Y está, por otro lado, el Centro Democrático, que como su nombre lo dice, es centro tibio e indefinido, no digamos ya derecha, pues este es un partido al que han movido tanto a la izquierda, que abiertamente le hace guiños a los progres sin inmutarse. La inclusión de Juan Daniel Oviedo como fórmula vicepresidencial de Paloma Valencia, candidata presidencial del Centro Democrático, fue la tapa de la olla, para decirlo en términos coloquiales. Esta designación provocó la estampida de lo poco que se consideraba de derecha en el partido de Uribe. Le fue bien en las elecciones parlamentarias, es cierto, porque aumentaron su participación en cuatro congresistas, pero mucho me temo que después de lo que pasó esta semana, los uribistas pura sangre quieran seguir apoyando a Paloma, ganadora de la consulta que agrupaba a varios candidatos de centro y de corte santista. Si pensaban que Uribe era de derecha o que su partido lo era, se han equivocado. El verdadero rostro quedó al descubierto y los ideales de dicha organización se han venido desliendo como azúcar en el agua.
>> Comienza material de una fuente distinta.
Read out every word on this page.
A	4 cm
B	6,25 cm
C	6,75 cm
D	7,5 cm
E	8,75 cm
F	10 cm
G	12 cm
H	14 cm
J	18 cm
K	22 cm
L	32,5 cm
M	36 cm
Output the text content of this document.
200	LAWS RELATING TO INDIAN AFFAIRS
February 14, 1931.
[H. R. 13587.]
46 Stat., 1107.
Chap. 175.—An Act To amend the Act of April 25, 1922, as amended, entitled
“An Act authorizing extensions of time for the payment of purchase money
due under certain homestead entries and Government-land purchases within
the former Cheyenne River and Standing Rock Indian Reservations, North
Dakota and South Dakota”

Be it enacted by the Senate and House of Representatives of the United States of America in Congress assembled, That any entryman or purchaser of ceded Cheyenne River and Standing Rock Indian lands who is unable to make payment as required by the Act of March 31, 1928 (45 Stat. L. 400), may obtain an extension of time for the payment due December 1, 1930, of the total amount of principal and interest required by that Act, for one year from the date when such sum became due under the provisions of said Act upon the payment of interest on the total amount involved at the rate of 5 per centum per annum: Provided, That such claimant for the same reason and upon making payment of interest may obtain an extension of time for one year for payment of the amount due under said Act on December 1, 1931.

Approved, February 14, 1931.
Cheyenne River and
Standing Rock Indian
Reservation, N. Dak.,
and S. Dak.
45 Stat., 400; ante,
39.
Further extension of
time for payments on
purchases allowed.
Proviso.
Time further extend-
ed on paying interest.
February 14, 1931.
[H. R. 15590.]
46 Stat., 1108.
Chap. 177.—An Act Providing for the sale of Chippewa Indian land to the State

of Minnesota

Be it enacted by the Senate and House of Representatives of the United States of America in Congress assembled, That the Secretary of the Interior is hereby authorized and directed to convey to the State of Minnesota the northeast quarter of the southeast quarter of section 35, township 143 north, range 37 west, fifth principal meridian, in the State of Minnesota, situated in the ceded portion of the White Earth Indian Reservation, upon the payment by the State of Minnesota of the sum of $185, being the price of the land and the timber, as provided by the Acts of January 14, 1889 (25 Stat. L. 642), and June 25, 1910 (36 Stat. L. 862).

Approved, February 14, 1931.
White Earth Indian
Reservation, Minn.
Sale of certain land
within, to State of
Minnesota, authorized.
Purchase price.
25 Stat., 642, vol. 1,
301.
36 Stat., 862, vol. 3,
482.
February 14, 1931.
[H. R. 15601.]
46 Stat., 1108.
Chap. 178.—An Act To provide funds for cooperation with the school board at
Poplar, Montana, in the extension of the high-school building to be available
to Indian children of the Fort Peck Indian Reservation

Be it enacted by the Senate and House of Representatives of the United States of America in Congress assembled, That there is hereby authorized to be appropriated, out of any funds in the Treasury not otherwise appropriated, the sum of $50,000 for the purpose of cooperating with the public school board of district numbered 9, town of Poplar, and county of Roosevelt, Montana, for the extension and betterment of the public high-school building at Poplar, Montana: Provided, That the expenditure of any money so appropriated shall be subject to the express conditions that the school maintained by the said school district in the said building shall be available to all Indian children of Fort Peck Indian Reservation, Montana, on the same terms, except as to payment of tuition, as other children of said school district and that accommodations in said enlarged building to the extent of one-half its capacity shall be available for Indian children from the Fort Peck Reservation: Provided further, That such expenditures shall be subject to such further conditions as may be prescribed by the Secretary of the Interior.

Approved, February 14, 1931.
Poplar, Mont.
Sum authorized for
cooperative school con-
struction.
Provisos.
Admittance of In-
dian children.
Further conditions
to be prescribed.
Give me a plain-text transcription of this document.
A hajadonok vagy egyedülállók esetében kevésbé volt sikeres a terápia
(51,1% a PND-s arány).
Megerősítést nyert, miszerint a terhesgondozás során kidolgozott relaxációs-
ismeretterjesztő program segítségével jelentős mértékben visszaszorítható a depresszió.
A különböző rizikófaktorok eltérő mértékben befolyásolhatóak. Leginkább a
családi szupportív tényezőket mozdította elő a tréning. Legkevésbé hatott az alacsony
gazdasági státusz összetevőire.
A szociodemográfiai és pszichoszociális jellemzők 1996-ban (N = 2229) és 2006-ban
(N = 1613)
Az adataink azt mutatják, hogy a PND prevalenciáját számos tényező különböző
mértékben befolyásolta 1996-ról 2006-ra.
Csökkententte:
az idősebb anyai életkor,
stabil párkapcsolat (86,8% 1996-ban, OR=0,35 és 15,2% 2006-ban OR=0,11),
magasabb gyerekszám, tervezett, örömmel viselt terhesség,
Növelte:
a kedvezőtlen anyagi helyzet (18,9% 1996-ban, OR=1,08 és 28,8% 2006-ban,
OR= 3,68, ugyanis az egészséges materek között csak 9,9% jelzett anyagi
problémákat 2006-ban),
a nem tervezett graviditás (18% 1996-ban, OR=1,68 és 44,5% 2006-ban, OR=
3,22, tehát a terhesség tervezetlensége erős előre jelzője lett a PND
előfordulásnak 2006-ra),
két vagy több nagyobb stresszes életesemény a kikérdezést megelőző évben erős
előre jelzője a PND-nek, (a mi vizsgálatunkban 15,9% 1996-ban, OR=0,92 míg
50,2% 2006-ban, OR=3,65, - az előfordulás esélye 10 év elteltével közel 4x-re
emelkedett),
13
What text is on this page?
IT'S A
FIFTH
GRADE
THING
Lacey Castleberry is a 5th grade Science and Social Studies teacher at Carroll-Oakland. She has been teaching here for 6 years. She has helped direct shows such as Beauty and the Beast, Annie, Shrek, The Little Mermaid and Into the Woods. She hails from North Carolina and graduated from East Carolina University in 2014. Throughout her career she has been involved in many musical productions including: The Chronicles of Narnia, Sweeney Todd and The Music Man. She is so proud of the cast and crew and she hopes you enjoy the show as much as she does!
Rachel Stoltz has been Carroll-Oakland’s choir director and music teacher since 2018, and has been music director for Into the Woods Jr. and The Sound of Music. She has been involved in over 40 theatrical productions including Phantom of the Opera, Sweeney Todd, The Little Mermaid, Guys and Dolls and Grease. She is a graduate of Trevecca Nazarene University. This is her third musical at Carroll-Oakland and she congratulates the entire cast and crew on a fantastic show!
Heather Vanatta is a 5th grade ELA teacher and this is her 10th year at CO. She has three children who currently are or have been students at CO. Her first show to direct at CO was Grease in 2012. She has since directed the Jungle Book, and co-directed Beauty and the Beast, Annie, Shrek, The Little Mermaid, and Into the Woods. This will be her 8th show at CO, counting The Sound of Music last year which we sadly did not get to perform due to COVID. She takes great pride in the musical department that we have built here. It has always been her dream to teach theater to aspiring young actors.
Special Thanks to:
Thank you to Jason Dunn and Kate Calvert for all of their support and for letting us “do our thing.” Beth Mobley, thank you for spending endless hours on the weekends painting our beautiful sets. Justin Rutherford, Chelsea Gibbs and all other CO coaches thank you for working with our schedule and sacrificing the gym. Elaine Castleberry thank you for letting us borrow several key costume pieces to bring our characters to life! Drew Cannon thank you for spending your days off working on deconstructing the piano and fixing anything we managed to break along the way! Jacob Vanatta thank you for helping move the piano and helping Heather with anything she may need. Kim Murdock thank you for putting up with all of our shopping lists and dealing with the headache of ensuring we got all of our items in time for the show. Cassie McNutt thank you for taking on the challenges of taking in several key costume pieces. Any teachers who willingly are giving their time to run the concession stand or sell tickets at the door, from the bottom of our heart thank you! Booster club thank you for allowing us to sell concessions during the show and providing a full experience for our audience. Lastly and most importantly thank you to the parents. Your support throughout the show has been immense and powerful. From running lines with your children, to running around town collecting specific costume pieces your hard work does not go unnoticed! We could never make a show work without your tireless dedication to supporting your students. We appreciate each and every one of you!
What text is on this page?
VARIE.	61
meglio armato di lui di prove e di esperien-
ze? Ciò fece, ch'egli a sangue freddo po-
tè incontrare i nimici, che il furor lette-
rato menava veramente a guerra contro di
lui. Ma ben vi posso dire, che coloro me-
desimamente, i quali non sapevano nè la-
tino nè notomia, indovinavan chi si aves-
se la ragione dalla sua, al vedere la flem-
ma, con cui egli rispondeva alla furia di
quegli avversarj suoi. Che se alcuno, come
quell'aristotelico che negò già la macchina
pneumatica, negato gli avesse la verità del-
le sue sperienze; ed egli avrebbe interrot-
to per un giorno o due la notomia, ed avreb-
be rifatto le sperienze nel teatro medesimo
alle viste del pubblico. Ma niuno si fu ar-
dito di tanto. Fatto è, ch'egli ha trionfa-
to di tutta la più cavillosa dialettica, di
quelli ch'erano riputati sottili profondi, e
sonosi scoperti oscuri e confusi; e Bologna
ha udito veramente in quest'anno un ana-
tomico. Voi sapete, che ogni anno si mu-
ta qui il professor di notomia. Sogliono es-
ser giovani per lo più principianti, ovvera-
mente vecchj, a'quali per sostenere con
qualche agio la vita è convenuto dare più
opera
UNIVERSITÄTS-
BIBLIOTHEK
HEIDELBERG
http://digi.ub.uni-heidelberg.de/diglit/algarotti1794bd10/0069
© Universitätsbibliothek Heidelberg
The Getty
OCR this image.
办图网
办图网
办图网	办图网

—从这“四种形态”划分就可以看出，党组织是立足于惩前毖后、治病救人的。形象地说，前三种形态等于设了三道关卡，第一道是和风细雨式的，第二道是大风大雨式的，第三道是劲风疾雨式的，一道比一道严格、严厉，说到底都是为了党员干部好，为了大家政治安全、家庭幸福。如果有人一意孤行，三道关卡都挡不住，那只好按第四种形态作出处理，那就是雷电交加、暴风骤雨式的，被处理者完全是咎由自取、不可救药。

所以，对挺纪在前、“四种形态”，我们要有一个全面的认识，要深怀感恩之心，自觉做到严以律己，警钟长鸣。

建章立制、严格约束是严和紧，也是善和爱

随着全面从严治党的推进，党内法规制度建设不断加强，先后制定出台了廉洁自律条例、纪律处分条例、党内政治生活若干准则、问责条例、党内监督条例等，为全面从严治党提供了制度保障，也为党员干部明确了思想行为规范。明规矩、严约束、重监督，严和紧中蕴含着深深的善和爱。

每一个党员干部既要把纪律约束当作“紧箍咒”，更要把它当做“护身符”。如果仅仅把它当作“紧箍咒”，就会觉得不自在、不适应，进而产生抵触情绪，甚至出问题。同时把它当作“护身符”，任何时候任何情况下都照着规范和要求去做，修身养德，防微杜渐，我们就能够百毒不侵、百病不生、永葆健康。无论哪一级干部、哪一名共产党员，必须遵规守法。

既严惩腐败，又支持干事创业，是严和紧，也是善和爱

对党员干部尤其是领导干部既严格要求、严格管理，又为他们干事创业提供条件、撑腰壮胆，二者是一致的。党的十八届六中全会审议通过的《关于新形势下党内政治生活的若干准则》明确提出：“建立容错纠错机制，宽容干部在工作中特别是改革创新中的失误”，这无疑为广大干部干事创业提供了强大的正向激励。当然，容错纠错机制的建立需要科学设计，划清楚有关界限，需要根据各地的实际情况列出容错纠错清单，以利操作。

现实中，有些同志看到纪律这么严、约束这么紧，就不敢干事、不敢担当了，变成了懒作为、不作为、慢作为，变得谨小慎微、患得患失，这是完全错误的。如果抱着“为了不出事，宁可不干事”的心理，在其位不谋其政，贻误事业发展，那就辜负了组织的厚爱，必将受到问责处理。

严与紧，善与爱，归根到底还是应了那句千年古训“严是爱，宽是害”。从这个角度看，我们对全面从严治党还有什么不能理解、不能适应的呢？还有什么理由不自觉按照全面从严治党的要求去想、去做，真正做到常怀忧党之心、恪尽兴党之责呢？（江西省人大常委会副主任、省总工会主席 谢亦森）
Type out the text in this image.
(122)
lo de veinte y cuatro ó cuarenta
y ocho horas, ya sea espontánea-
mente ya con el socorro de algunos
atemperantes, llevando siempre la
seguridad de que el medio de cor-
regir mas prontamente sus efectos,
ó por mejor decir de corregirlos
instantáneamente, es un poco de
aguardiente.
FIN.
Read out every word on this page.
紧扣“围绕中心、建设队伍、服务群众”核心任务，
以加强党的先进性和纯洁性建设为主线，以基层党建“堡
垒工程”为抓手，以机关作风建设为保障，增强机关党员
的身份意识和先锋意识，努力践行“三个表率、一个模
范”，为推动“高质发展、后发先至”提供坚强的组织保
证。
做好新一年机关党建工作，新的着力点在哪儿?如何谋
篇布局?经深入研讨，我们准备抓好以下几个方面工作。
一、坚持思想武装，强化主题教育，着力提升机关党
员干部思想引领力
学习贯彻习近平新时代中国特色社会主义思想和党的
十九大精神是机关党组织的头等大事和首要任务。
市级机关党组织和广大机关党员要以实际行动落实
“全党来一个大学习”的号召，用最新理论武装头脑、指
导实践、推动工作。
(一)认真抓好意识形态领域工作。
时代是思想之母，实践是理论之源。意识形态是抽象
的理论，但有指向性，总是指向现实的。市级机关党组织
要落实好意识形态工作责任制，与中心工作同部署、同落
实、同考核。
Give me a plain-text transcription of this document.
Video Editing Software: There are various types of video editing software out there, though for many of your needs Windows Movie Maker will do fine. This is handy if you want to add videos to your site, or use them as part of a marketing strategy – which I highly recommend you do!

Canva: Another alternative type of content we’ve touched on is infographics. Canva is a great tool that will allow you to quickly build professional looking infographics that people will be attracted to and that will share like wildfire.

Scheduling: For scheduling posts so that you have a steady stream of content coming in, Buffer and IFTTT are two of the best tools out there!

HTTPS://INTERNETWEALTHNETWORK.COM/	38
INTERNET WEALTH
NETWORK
Pocas curules obtuvo, en cambio, el partido del candidato presidencial que en este momento es apoyado por la derecha más real, la de la extrema coherencia: Salvación Nacional. Aunque, desde el punto de vista numérico, lograr cuatro escaños después de no haber tenido nada en su primera participación como lista, se considera un éxito total. Ese partido irá creciendo de a poco y por el momento, sus votos sí son votos de opinión.
Se puede decir que una parte del electorado quiere algo diferente, vota a conciencia y se preocupa por elegir a candidatos que están mostrando una nueva manera de hacer política basados en principios morales y en el sentido común. Pero sigue siendo muy poco en comparación con el abrumador peso de las maquinarias políticas que siguen mandando en el país. Y esta vez las maquinarias son de izquierda, pues allí es donde está la compra de votos con la chequera del Estado.
Lamento tener que decirlo, pero estadísticamente el que gana el Congreso, gana la presidencia. El Pacto Histórico y sus maquinarias obtuvieron la mayoría. Y mucho me temo que le quedó expedito el camino al comunista Iván Cepeda para ganarse las elecciones. Tiene todo a su favor. Es urgente salir a votar en masa por Abelardo de la Espriella para que eso no pase, pero hay gente que no entiende que lo que se está jugando aquí es el futuro del país. Todavía andan soñando con sus cuentos de país incluyente, diverso, políticamente correcto, progresista, cuando no saben que están a punto de perderlo todo: perder el sueño y perder la realidad.